Through interviews with patients, his dying father, other physicians, and proponents of institutional change, Gawande, and readers, learn that the “sustenance of the soul” is possible through imagination: community co-op living, mobile teams to check in on the elderly, and greenhouse living – long-term care facilities designed to look like a home (128). He debunks the myths of hospice – to do nothing and “let nature take its course (160).” If anything, hospice allows the aged and ill to live a bit longer in their own homes by fostering patient dignity and autonomy.

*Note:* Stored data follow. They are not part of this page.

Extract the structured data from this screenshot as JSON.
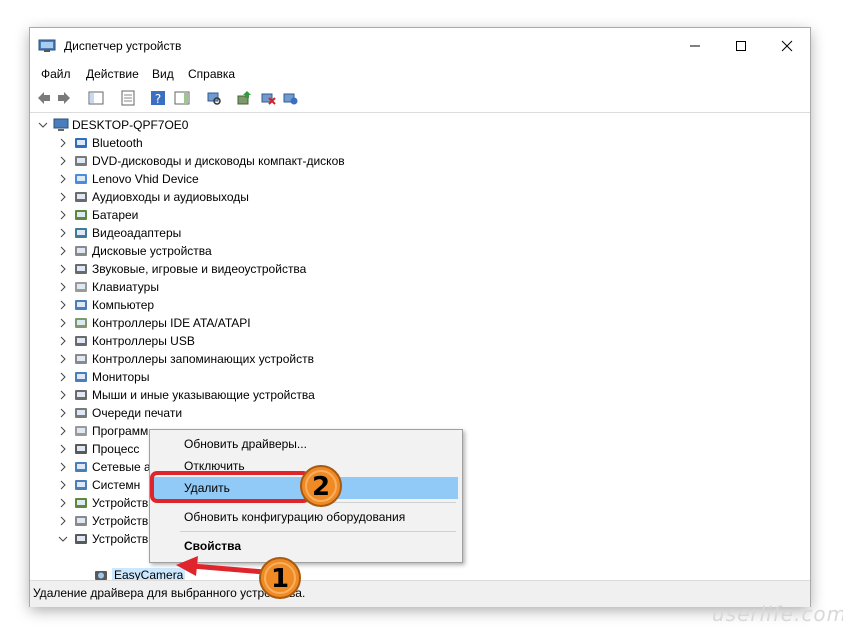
{
  "window": {
    "title": "Диспетчер устройств"
  },
  "menu": [
    "Файл",
    "Действие",
    "Вид",
    "Справка"
  ],
  "tree": {
    "root": "DESKTOP-QPF7OE0",
    "categories": [
      "Bluetooth",
      "DVD-дисководы и дисководы компакт-дисков",
      "Lenovo Vhid Device",
      "Аудиовходы и аудиовыходы",
      "Батареи",
      "Видеоадаптеры",
      "Дисковые устройства",
      "Звуковые, игровые и видеоустройства",
      "Клавиатуры",
      "Компьютер",
      "Контроллеры IDE ATA/ATAPI",
      "Контроллеры USB",
      "Контроллеры запоминающих устройств",
      "Мониторы",
      "Мыши и иные указывающие устройства",
      "Очереди печати",
      "Программ",
      "Процесс",
      "Сетевые а",
      "Системн",
      "Устройств",
      "Устройств",
      "Устройств"
    ],
    "child": "EasyCamera"
  },
  "context_menu": {
    "update": "Обновить драйверы...",
    "disable": "Отключить",
    "delete": "Удалить",
    "scan": "Обновить конфигурацию оборудования",
    "properties": "Свойства"
  },
  "status": "Удаление драйвера для выбранного устройства.",
  "annotations": {
    "badge1": "1",
    "badge2": "2"
  },
  "watermark": "userlife.com",
  "colors": {
    "highlight": "#91c9f7",
    "badge_orange": "#f08a24",
    "arrow_red": "#e0242c"
  }
}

How all of this comes to fruition may not sound so simple, but Gawande guides us, with a cheat-sheet of questions to ask those who are dying:
1) What do you understand about your illness, or prognosis?
2) What are your fears? Goals?
3) What do you care about?
4) Given the circumstances, what trade-offs are you willing to make?
5) If your health deteriorates, how would you like to spend your time, and whom do you want to make decisions for you?
Medicine is not only about repairing people’s hearts or fixing their broken bones. It’s about maintaining an individual’s well being, emotionally and mentally. It’s about helping human beings live meaningfully by encouraging them to be the author’s of their own lives, up until the very last sentence.